Rezension zu Sylvia Plath: Die Glasglocke
Das Drama des begabten Mädchens
Die junge Esther Greenwood, Stipendiatin an einem Elitecollege, wuselt sich gerade durch ein einmonatiges Massenpraktikum bei einer New Yorker Frauenmodezeitschrift, wo sie sich Hummer und Kaviar in den Mund fliegen lässt, von einer Karriere als Schriftstellerin träumt und erste, unangenehme Erfahrungen mit Jungs aka dem Patriarchat macht.
Mit nicht einmal zwanzig Jahren findet sie sich bereits mit Preisen überhäuft, den Anforderungen der Gesellschaft jedoch kaum gewachsen. Die Praktikantinnen residieren in einem Mädchenhotel, werden aber trotzdem vom ruppigen New Yorker Nachtleben an- und abgezogen, wie Puppen behandelt, begrapscht, verkuppelt und vergewaltigt.
Direkt im Anschluss an den blutüberlaufenen sexuellen Übergriff, zurück in der Heimat in Boston, erfährt Esther von einer Absage eines für sicher gehaltenen Aufenthaltsstipendiums und stürzt durch die unglückliche Koinzidenz heterogener Ereignisse in eine existenzielle Krise. Trauma, Burnout und das schwer erträgliche bürgerliche Elternhaus wecken konkrete Selbstmordpläne in der jugendlichen Ich-Erzählerin, die mit ihrer gesellschaftlichen Stellung ringt, bis sie sich nach ausgedehnten Überlegungen mit einer Überdosis Schlaftabletten in ein schwer zugängliches Kellergewölbe des Hauses der (verwitweten) Mutter zurückzieht. Sie überlebt jedoch und wird von der Mutter entdeckt, die gerade in ihrer hilflosen Fürsorge eine irgendwie schlechte Figur abgibt.
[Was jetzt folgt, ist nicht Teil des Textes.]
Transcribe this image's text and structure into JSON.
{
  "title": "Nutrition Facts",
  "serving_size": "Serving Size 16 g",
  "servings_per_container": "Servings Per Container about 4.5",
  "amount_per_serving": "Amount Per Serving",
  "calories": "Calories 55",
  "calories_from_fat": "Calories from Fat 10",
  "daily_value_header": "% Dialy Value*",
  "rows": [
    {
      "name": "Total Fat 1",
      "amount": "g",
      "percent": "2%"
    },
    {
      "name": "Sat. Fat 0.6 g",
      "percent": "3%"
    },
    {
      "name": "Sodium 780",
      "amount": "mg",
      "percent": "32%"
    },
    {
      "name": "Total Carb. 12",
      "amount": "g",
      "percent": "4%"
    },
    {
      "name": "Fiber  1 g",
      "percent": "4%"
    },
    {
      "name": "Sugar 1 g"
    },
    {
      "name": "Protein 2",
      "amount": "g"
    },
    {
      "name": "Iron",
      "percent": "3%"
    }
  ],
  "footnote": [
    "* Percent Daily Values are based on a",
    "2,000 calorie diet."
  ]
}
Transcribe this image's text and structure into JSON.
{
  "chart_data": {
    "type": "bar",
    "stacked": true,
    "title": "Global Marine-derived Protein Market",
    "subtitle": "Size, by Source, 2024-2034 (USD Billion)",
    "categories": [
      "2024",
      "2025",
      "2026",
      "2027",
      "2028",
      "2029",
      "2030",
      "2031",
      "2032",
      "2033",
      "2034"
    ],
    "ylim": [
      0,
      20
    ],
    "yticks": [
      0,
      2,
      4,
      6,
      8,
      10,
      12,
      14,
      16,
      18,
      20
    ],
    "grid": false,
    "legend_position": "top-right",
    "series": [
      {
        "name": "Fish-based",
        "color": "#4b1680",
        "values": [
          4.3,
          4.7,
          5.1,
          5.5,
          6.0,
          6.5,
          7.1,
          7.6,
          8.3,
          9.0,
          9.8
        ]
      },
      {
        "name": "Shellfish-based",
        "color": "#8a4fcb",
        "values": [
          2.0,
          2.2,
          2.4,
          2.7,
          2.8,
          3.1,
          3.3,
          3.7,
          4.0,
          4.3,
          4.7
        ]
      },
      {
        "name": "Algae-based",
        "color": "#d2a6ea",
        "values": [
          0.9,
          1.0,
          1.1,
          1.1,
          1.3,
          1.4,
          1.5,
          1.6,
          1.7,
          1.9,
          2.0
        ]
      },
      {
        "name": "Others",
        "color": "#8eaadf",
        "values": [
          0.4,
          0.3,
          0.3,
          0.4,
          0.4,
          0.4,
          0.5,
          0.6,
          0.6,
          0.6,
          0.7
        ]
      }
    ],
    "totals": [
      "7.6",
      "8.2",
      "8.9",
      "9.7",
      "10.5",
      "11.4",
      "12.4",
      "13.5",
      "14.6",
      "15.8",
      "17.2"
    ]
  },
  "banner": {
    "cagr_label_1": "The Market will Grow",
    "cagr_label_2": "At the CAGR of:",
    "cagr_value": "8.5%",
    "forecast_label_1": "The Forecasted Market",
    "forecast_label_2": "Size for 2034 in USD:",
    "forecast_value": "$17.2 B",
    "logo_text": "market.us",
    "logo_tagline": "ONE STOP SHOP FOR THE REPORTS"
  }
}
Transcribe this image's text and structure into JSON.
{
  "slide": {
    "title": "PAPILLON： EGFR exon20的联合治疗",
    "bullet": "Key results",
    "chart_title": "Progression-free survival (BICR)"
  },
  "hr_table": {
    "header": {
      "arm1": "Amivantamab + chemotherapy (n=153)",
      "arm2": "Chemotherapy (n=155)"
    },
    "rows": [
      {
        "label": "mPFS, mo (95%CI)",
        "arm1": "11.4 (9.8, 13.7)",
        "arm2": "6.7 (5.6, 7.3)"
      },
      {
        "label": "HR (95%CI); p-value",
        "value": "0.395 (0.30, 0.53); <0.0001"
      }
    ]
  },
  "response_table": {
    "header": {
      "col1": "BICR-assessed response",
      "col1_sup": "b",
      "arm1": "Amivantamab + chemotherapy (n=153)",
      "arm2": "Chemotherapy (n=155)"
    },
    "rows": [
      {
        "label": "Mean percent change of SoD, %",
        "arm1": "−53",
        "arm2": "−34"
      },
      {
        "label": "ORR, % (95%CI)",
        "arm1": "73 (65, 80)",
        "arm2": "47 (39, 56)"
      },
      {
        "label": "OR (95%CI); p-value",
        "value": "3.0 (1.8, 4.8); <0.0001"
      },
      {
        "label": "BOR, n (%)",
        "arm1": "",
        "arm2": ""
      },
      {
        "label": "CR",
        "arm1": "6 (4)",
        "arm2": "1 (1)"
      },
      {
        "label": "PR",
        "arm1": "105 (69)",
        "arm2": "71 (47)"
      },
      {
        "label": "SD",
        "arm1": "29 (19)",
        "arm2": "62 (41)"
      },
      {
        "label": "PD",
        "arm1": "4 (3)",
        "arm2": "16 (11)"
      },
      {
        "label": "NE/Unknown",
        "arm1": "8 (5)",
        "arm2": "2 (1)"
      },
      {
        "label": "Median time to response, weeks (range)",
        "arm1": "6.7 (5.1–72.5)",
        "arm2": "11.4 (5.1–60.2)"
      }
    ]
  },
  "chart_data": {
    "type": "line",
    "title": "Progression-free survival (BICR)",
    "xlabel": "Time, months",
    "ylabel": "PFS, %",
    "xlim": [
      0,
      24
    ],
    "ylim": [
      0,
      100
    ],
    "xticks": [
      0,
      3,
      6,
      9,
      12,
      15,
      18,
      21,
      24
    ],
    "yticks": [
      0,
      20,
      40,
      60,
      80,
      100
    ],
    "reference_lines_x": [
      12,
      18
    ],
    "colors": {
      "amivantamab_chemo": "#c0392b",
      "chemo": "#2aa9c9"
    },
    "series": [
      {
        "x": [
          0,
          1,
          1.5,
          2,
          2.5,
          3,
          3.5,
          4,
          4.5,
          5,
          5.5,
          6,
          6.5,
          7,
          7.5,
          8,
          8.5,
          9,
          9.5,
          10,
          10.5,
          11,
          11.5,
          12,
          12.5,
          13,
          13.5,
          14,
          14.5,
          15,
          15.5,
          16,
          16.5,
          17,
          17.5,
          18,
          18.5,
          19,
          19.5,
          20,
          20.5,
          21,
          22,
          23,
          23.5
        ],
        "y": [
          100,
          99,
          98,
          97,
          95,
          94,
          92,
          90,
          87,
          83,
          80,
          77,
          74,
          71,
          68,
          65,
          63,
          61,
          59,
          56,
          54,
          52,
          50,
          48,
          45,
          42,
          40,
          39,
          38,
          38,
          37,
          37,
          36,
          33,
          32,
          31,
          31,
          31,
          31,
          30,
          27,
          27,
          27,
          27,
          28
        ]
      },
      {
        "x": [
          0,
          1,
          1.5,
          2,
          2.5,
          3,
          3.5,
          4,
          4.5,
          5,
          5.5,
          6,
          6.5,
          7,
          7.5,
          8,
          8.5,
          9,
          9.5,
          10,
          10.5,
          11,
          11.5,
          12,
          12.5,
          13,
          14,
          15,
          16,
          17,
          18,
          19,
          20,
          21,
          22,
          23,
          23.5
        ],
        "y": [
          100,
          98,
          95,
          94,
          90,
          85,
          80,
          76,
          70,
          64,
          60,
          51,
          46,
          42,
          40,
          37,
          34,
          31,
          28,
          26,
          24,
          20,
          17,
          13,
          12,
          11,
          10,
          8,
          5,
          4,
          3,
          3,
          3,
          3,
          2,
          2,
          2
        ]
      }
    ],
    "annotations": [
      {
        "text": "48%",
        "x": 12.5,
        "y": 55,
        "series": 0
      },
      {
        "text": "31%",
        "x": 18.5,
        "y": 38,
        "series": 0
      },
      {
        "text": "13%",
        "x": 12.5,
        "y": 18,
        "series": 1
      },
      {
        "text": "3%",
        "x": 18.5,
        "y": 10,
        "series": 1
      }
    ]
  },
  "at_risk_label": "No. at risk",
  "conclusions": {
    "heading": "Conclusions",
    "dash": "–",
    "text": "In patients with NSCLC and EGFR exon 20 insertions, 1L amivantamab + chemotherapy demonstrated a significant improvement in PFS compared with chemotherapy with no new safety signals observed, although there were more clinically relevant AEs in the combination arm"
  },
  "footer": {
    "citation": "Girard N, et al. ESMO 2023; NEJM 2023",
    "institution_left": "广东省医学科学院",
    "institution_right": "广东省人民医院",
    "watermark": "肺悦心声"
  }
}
Eine lange Reihe von psychiatrischen Behandlungen und Klinikaufenthalten nimmt hier ihren Anlauf, wobei die Brutalität und Willkür dieses Systems Ende der 60er Jahre mit seinen Elektroschock-, Insulin- und Lobotomietherapien schonungslos offengelegt wird. Antriebslos verharrt Esther in ihrem Zustand, den sie in erster Linie als Schreib- und Leseblockade beschreibt, ohne sich mit deren möglichen Ursachen auseinanderzusetzen; jeder aufschimmernde Hoffnungsfunke neuer Ärzte, Umgebungen und Therapien wird alsbald im Keim erstickt, da sich die ärztlichen Beobachtungen und Maßnahmen nicht mit dem inneren Empfinden decken.
Schließlich vollzieht sie ihre Entjungferung mit einem 26jährigen Mathematikprofessor und landet daraufhin mit starken Blutungen im Krankenhaus, die offenbar einer abnormen Ansammlung des Menstruationsprodukts im Körperinneren geschuldet war, was auch dieser ersehnten Erfahrung selbstbestimmter sexueller Aktivität den letzten Glanz nimmt. Eine andere Figur jedoch, Joan, eine Vorgängerin in Sachen Jugendliebe, spätere Freundin und Konkurrentin in der Psychiatrie, nimmt sich schließlich durch Erhängen vor den Toren der Anstalt das Leben, während Esther, nach insgesamt doch nur einem halben Jahr (es wirkt so ewig) entlassen wird, um ihr Studium fortzusetzen.
Schön gearbeitet sind eine Reihe von Blackoutmomenten und Delirien, die sich nahtlos in die offene Erzählweise einfügen, überhaupt fällt ein häufiges Einhergehen von Absatz- mit Perspektivwechseln ins Auge, während sich im Hintergrund eine filigrane Metaphorik des Schwimmens, Tauchens und Abgeschiedenseins von der Welt entfaltet. Der Übergang von einer harmlosen Teenagerschnulze zur apathischen Psychiatriekritik ist ein willkommener Genuss, viele Feinheiten des Entwurfs gehen bestimmt auch in der deutschen Übersetzung verloren, und natürlich habe ich dieses Buch bereits in der Uni gelesen, dort aber, in meiner postmodern-akademischen Verblendung, nicht in seiner vollen Schönheit wahrnehmen können.